Acute and chronic stresses increase the level of oxidized cell-free DNA in plasma and hippocampus of rats - 11th International Symposium on Circulating Nucleic Acids in Plasma and Serum (CNAPS)

Anton Filev ^1,2 Galina Shmarina ^2,3,5 Elizaveta Ershova ^1,2 Natalia Veiko ² Andrey Martynov ² Olga Dolgikh ² Maria Borzikova ^2,3 Anastasiya Poletkina ² Anastasiya Bekker ³ Zosim Volynshchikov ³ Svetlana Kostyuk ^1,2,3 Pavel Umriukhin ^3,4

¹V. A. Negovsky Research Institute of General Reanimatology, Federal Research and Clinical Center of Intensive Care Medicine and Rehabilitology, Moscow, Russia
²Laboratory of molecular biology, Research Centre for Medical Genetics, Moscow, Russia
³Department of normal physiology, I.M. Sechenov First Moscow State Medical University (Sechenov University), Moscow, Russia
⁴Laboratory of systemic mechanisms of emotional stress, P.K. Anokhin institute of normal physiology, Moscow, Russia
⁵Cytokine laboratory, G.N. Gabrichevsky Institute of Epidemiology and Microbiology, Moscow, Russia

Alterations in plasma cell-free DNA (cfDNA) concentration has been described in various pathologies (cancer, trauma, stroke, myocardial infarction) and in physiological processes such as pregnancy and aging.
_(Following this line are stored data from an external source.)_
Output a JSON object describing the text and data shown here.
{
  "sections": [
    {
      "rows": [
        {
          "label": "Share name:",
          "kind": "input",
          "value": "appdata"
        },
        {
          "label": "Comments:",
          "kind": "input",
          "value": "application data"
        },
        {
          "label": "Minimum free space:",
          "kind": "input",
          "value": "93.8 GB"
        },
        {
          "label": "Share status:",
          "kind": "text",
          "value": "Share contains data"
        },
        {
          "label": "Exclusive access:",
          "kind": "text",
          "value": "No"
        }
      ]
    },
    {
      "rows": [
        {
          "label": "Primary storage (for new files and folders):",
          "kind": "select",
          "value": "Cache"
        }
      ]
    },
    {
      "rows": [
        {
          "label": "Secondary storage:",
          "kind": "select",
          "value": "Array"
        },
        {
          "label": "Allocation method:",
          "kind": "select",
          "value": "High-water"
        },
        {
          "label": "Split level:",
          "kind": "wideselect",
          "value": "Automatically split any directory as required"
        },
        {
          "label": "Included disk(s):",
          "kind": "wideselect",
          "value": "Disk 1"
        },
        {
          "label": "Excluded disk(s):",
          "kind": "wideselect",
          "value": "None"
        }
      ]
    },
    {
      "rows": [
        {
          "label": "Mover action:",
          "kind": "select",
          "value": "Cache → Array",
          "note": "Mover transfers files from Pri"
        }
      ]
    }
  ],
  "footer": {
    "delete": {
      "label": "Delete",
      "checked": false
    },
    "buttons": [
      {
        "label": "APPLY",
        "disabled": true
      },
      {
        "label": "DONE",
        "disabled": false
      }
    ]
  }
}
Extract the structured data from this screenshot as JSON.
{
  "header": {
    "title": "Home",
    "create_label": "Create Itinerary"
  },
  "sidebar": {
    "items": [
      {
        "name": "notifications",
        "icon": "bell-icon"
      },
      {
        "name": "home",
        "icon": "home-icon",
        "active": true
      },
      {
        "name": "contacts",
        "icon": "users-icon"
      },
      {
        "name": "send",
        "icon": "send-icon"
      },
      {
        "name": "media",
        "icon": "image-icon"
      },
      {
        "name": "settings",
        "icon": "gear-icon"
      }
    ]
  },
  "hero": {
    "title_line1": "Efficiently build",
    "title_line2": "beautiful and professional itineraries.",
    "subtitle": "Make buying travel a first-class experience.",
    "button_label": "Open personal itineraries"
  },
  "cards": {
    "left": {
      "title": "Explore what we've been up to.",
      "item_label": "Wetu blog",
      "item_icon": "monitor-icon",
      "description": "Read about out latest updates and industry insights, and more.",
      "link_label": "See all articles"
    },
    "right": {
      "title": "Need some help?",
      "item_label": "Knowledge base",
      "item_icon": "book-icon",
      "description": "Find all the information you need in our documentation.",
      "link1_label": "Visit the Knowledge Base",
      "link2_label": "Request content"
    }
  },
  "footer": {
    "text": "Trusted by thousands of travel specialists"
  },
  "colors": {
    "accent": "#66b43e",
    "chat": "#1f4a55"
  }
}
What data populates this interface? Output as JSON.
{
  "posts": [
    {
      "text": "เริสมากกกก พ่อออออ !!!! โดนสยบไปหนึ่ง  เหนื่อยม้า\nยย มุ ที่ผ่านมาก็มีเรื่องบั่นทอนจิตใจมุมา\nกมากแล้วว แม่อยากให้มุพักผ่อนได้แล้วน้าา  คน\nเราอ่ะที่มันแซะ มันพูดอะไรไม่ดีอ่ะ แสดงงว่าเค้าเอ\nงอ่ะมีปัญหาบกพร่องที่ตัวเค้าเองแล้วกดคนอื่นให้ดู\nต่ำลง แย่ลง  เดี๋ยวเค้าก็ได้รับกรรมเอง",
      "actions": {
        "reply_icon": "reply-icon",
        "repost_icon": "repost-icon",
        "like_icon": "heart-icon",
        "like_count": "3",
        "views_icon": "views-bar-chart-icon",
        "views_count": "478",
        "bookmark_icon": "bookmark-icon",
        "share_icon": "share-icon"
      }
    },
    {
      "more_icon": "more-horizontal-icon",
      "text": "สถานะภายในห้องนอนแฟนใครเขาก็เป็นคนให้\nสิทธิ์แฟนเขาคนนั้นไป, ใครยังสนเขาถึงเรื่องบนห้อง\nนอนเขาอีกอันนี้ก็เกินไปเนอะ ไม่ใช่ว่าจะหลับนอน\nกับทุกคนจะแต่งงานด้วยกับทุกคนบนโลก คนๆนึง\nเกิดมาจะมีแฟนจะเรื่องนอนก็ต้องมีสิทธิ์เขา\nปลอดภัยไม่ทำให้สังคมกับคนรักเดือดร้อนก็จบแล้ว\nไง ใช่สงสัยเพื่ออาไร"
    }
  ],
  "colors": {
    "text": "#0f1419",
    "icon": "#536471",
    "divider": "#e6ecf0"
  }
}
All these conditions are associated with oxidative stress. It is known that in humans various psychological stress and physical stress induce DNA oxidation. However, no studies in experimental models to mimic acute, subacute and prolonged stress stimuli resulting in DNA oxidation, have been performed. The aim of the study was to assess the levels of oxidized cfDNA in blood plasma and hippocampus tissue of Wistar rats following exposure to various stressful stimuli. The rats were subjected to acute (2 h) stress, subchronic (2 days) stress and prolonged, induced by different stimuli during 11 days chronic stress. Oxidative modifications of cfDNA in plasma and hippocampus tissue were assessed by antibodies against 8-oxo-7,8-dihydro-2’-deoxyguanosine (8-oxodG). cfDNA concentration (medians) in plasma of subchronic stress and prolonged chronic stress were 56.1±19.6 ng/ml and 40.4±24.3 ng/ml, both versus 10.4±2.0 in control rats ( (p=0.095 and p=0.049, respectively). In the same experiment, levels of 8-oxodG in plasma cfDNA were as follows: 201.6±60.2 AU (P=0.023), 159.9±90.2 AU (P=0.244), 526.0±215.4 AU (P<0.004) in acute stress, subchronic stress, prolonged chronic stress, respectively, versus 64.7±15.4 AU (no stress, control). Similarly, 8-oxodG content in hippocampus homogenates of rats increased to 3.17±0.14 AU following acute stress (p=0.019), 3.0±0.48 AU in subchronic stress (P>0,05) and 3.57±0.32 AU after chronic stress (p=0.011), all compared to control animals (2.67±0.11 AU). In conclusion, our data demonstrate that both acute and chronic stresses but not subchronic stress in rats resulted in enhanced oxidative modifications both in plasma cfDNA and hippocampus tissue. The study was supported by RFBR grant № 17-29-06017ofi_m.